Cette histoire de chien avait déjà fait son chemin dans la ville, et parmi la foule des curieux plus d'un cherchait des yeux ce _captain-dog_, qui n'était pas éloigné de le croire un animal surnaturel.
Depuis plusieurs mois d'ailleurs, _le Forward/_ attirait l'attention publique; ce qu'il y avait d'un peu extraordinaire dans sa construction, le mystère qui l'enveloppait, l'incognito gardé par son capitaine, la façon dont Richard Shandon reçut la proposition de diriger son armement, le choix apporté à la composition de l'équipage, cette destination inconnue à peine soupçonnée de quelques-uns, tout contribuait à donner à ce brick une allure plus qu'étrange.
Pour un penseur, un rêveur, un philosophe, au surplus, rien d'émouvant comme un bâtiment en partance; l'imagination le suit volontiers dans ses luttes avec la mer, dans ses combats livrés aux vents, dans cette course aventureuse qui ne finit pas toujours au port, et pour peu qu'un incident inaccoutumé se produise, le navire se présente sous une forme fantastique, même aux esprits rebelles en matière de fantaisie.
Ainsi du _Forward_. Et si le commun des spectateurs ne put faire les savantes remarques de maître Cornhill, les on dit accumulés pendant trois mois suffirent à défrayer les conversations liverpooliennes.
Le brick avait été mis en chantier à Birkenhead, véritable faubourg de la ville, situé sur la rive gauche de la Mersey, et mis en communication avec le port par le va-et-vient incessant des barques à vapeur.
Le constructeur, Scott & Co., l'un des plus habiles de l'Angleterre, avait reçu de Richard Shandon un devis et un plan détaillé, où le tonnage, les dimensions, le gabarit du brick étaient donnés avec le plus grand soin.
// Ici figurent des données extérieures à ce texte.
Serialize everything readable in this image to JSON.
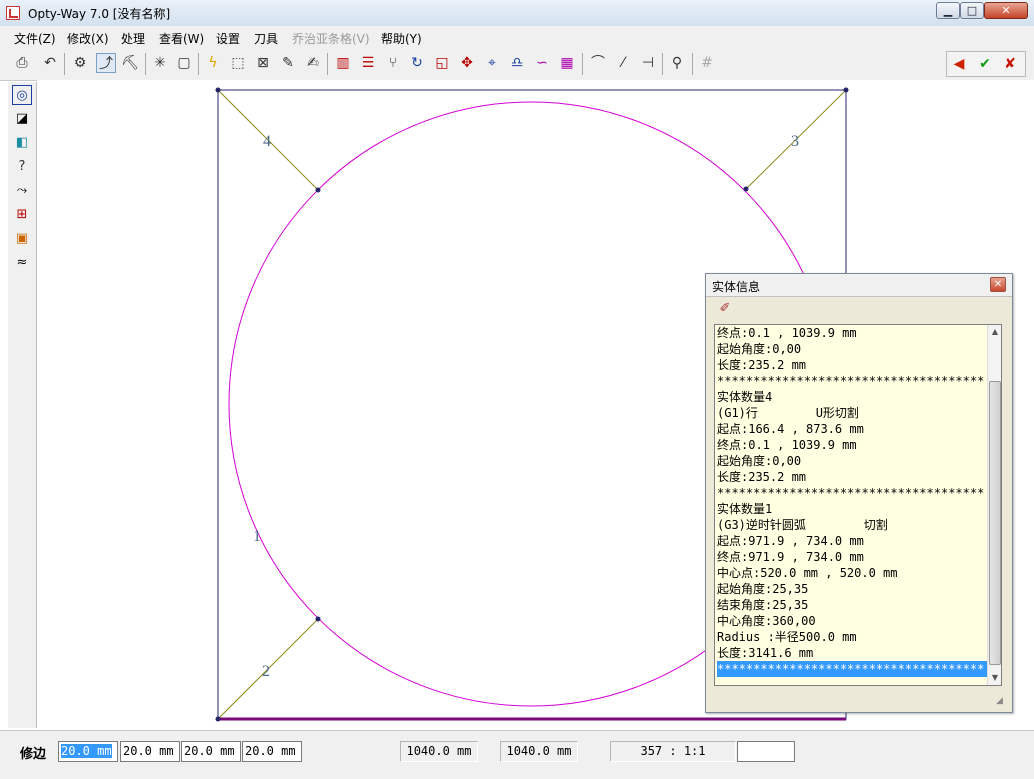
{
  "window": {
    "title": "Opty-Way 7.0  [没有名称]",
    "min_glyph": "▁",
    "max_glyph": "□",
    "close_glyph": "✕"
  },
  "menu": [
    {
      "label": "文件(Z)",
      "enabled": true
    },
    {
      "label": "修改(X)",
      "enabled": true
    },
    {
      "label": "处理",
      "enabled": true
    },
    {
      "label": "查看(W)",
      "enabled": true
    },
    {
      "label": "设置",
      "enabled": true
    },
    {
      "label": "刀具",
      "enabled": true
    },
    {
      "label": "乔治亚条格(V)",
      "enabled": false
    },
    {
      "label": "帮助(Y)",
      "enabled": true
    }
  ],
  "toolbar": {
    "buttons": [
      "print-icon",
      "undo-icon",
      "settings-icon",
      "path-icon",
      "tool-icon",
      "explode-icon",
      "select-rect-icon",
      "lightning-icon",
      "frame-icon",
      "cross-box-icon",
      "pen-icon",
      "brush-icon",
      "columns-icon",
      "align-icon",
      "branch-icon",
      "rotate-icon",
      "scale-icon",
      "move-icon",
      "target-icon",
      "shape-icon",
      "curve-icon",
      "grid-small-icon",
      "arc-icon",
      "feather-icon",
      "cut-line-icon",
      "stamp-icon",
      "grid-icon"
    ],
    "right_buttons": [
      {
        "name": "back-arrow-icon",
        "glyph": "◀",
        "color": "#cc2200"
      },
      {
        "name": "check-icon",
        "glyph": "✔",
        "color": "#119911"
      },
      {
        "name": "cross-icon",
        "glyph": "✘",
        "color": "#cc1100"
      }
    ]
  },
  "left_toolbar": [
    "circle-frame-icon",
    "rect-diagonal-icon",
    "palette-icon",
    "help-icon",
    "path-tool-icon",
    "flowchart-icon",
    "color-blocks-icon",
    "wave-icon"
  ],
  "drawing": {
    "lead_labels": [
      "4",
      "3",
      "1",
      "2"
    ],
    "colors": {
      "frame": "#24246b",
      "arc": "#d400d4",
      "lead": "#8a8a1a",
      "bottom_edge": "#7a0a7a",
      "label": "#4a6a8a"
    }
  },
  "info_panel": {
    "title": "实体信息",
    "close_glyph": "✕",
    "tool_glyph": "✐",
    "lines": [
      "终点:0.1 , 1039.9 mm",
      "起始角度:0,00",
      "长度:235.2 mm",
      "*************************************",
      "实体数量4",
      "(G1)行        U形切割",
      "起点:166.4 , 873.6 mm",
      "终点:0.1 , 1039.9 mm",
      "起始角度:0,00",
      "长度:235.2 mm",
      "*************************************",
      "实体数量1",
      "(G3)逆时针圆弧        切割",
      "起点:971.9 , 734.0 mm",
      "终点:971.9 , 734.0 mm",
      "中心点:520.0 mm , 520.0 mm",
      "起始角度:25,35",
      "结束角度:25,35",
      "中心角度:360,00",
      "Radius :半径500.0 mm",
      "长度:3141.6 mm",
      "*************************************"
    ],
    "selected_line": 21
  },
  "status": {
    "label": "修边",
    "fields": [
      "20.0 mm",
      "20.0 mm",
      "20.0 mm",
      "20.0 mm"
    ],
    "width": "1040.0 mm",
    "height": "1040.0 mm",
    "readout": "357 :   1:1",
    "blank": ""
  }
}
On devinait dans ce projet la perspicacité d'un marin consommé. Shandon ayant des fonds considérables à sa disposition, les travaux commencèrent, et, suivant la recommandation du propriétaire inconnu, on alla rapidement.
Le brick fut construit avec une solidité à toute épreuve; il était évidemment appelé à résister à d'énormes pressions, car sa membrure en bois de teack, sorte de chêne des Indes remarquable par son extrême dureté, fut en outre reliée par de fortes armatures de fer. On se demandait même dans le monde des marins pourquoi la coque d'un navire établi dans ces conditions de résistance n'était pas faite de tôle, comme celle des autres bâtiments à vapeur. A cela, on répondait que l'ingénieur mystérieux avait ses raisons pour agir ainsi.
Peu à peu le brick prit figure sur le chantier, et ses qualités de force et de finesse frappèrent les connaisseurs. Ainsi que l'avaient remarqué les matelots du _Nautilus_, son étrave faisait un angle droit avec la quille; elle était revêtue, non d'un éperon, mais d'un tranchant d'acier fondu dans les ateliers de R. Hawthorn de Newcastle. Cette proue de métal, resplendissant au soleil, donnait un air particulier au brick, bien qu'il n'eût rien d'absolument militaire. Cependant un canon du calibre 16 fut installé sur le gaillard d'avant; monté sur pivot, il pouvait être facilement pointé dans toutes les directions; il faut ajouter qu'il en était du canon comme de l'étrave; ils avaient beau faire tous les deux, ils n'avaient rien de positivement guerrier.
Mais si le brick n'était pas un navire de guerre, ni un bâtiment de commerce, ni un yacht de plaisance, car on ne fait pas des promenades avec six ans d'approvisionnement dans sa cale, qu'était-ce donc?
Un navire destiné à la recherche de _l'Erebus_ et du _Terror_, et de sir John Franklin? Pas davantage, car en 1859, l'année précédente, le commandant MacClintock était revenu des mers arctiques, rapportant la preuve certaine de la perte de cette malheureuse expédition.
_Le Forward_ voulait-il donc tenter encore le fameux passage du Nord-Ouest? À quoi bon? le capitaine MacClure l'avait trouvé en 1853, et son lieutenant Creswel eut le premier l'honneur de contourner le continent américain du détroit de Behring au détroit de Davis.
Il était pourtant certain, indubitable pour des esprits compétents, que _le_ Forward se préparait à affronter la région des glaces. Allait-il pousser vers le pôle Sud, plus loin que le baleinier Wedell, plus avant que le capitaine James Ross? Mais à quoi bon, et dans quel but?
On le voit, bien que le champ des conjectures fût extrêmement restreint, l'imagination trouvait encore moyen de s'y égarer.